A IA precisa do “especialista humano” para aplicar o bom senso

Um dos grandes erros cometidos na adoção de sistemas baseados em inteligência artificial e machine learning é acreditar que são auto suficientes,´conforme explica com Ramon Trias, presidente do Grupo AIS e pioneiro da IA ​​na Espanha.

 

Para Ramon Trias, presidente do Grupo AIS,  a integração de tecnologia e negócios deve ser realizada levando em consideração que os managers são os timoneiros e responsáveis ​​ ​​pela incorporação da digitalização e das técnicas associadas à evolução dos negócios. “É preciso chegar ao ponto em que a necessidade leva ao meio  e  não que seja o meio a definir a necessidade , que é a abordagem que se está a viver  em muitas empresas. Para cada desafio, para cada problema, é necessário analisar qual a técnica que é a mais adequada para se  obter uma resposta ideal ”.

Segundo Trias, as capacidades da IA estão a ser mitologizadas “, esquecendo que essas ferramentas não possuem metaconhecimento, ou seja, senso comum. “São muito boas para resolver problemas muito específicos, e a decidir mas ainda não são capazes de lidar com a generalização, ou seja, não sabem como aplicar regras de uma situação para outra”. 

O presidente do Grupo AIS ressalta que o ser humano pode generalizar e improvisar “a IA ainda não” e lembra que todos os sistemas aprendem com a história e os eventos imprevistos não têm lugar. “Daí a importância de integrá-los com os conhecimentos do um especialista.” 
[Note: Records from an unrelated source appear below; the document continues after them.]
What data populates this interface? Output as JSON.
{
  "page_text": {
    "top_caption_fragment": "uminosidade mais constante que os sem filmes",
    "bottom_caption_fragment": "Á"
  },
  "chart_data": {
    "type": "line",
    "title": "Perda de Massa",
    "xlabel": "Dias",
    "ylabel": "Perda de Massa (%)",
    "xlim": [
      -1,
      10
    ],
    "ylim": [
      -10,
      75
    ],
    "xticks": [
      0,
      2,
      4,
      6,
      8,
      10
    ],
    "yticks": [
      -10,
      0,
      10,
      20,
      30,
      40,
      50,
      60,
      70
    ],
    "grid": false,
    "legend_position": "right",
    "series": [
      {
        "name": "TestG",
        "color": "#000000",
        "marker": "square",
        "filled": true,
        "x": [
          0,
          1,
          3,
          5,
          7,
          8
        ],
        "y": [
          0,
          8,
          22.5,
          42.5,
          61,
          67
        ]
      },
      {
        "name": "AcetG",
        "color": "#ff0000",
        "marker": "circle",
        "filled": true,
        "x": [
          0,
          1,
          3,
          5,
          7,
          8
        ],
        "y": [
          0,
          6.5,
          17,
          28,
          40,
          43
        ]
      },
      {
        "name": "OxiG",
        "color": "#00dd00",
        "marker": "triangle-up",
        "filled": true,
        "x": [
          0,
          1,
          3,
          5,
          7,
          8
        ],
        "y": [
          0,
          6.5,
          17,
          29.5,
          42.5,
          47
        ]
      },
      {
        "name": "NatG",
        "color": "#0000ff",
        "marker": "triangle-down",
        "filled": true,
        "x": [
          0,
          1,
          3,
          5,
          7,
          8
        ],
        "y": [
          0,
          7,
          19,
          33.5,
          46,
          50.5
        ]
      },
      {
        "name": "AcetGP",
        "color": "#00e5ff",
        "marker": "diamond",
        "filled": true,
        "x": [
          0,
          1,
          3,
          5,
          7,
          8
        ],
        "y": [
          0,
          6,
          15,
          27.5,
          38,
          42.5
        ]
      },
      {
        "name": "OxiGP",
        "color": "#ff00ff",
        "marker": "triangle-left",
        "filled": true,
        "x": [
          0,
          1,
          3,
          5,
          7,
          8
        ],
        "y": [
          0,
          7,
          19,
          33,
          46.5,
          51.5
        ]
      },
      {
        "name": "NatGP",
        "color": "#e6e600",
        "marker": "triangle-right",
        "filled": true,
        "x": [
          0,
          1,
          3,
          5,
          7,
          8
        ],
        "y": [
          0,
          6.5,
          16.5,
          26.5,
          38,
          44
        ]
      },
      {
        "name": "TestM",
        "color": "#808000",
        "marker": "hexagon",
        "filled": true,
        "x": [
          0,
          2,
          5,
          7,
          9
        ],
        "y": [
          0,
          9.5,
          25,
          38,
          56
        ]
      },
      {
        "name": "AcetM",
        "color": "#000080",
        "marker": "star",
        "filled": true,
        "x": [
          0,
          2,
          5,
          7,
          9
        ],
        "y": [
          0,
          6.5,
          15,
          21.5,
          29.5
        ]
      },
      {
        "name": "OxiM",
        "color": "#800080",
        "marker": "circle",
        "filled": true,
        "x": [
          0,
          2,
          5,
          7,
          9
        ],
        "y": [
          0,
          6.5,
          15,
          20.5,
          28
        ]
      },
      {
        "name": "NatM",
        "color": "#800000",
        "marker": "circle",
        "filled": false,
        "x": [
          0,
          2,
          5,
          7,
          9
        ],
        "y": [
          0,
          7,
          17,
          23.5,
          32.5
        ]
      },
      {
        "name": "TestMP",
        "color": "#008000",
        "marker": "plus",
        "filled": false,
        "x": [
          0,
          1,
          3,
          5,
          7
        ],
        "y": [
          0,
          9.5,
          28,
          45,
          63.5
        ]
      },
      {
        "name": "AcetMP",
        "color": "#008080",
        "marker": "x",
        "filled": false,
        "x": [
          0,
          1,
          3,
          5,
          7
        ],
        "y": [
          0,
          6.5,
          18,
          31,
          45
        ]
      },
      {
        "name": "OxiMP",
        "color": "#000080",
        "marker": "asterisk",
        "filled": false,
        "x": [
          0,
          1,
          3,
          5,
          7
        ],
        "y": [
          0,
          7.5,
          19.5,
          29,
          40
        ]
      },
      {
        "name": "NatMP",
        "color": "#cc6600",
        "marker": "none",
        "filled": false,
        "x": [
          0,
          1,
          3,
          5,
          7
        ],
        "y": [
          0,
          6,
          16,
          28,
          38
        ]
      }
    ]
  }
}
Cabe ao especialista intuir e refletir e a machine learning lidar com um número muito alto de variáveis e dimensões. Ambos se devem complementar. Assim, a margem de erro pode ser mínim

IA e digitalização da economia 

Trias ressalta que a digitalização começou no final dos anos 70 em setores como bancos e indústria e, em menor grau no comercio. Hoje, a digitalização, robotização e a automação estão muito presentes nesses setores, havendo ainda setores que estão a começar. “A digitalização trouxe mudanças que vieram para ficar, mas ainda não é uma transformação tão profunda quanto o esperado”. 

O presidente do Grupo AIS lembra que agora estamos a experimentar um boom de inteligência artificial aplicada aos processos de digitalização, mas que tanto a IA quanto a machine learning e a otimização matemática são técnicas relativamente antigas, que agora emergem graças a melhorias e custos mais baixos do hardware, que permite que as PME realizem processos e soluções anteriormente reservados aos centros de pesquisa. 

“Além disso, a digitalização está a produzir um ajuste de custo, transferindo a atividade das empresas para os usuários. Um exemplo é o banco digital, onde algumas tarefas eram anteriormente executadas por funcionário do banco, como por exemplo as transferências, que são agora são realizadas diretamente pelos usuários ”, ressalta. 

Para o Trias, a inteligência artificial têm valor real quando integrada aos outros sistemas de informação das organizações. “É precisa saber como incorporar tecnologia e negócios”, admite.

“Precisa entender a aplicabilidade, o benefício monetário, mas também o serviço. Deve ter uma visão muito clara das possibilidades de mudança que a digitalização, IA, robótica ou IoT trazem para os negócios. Alguns o aplicarão para reduzir custos, outros para aumentar vendas, outros para melhorar processos … Por esse motivo, é importante aprender a gerir projetos que envolvem essas tecnologias e como eles se encaixam nas cadeias de valor. ”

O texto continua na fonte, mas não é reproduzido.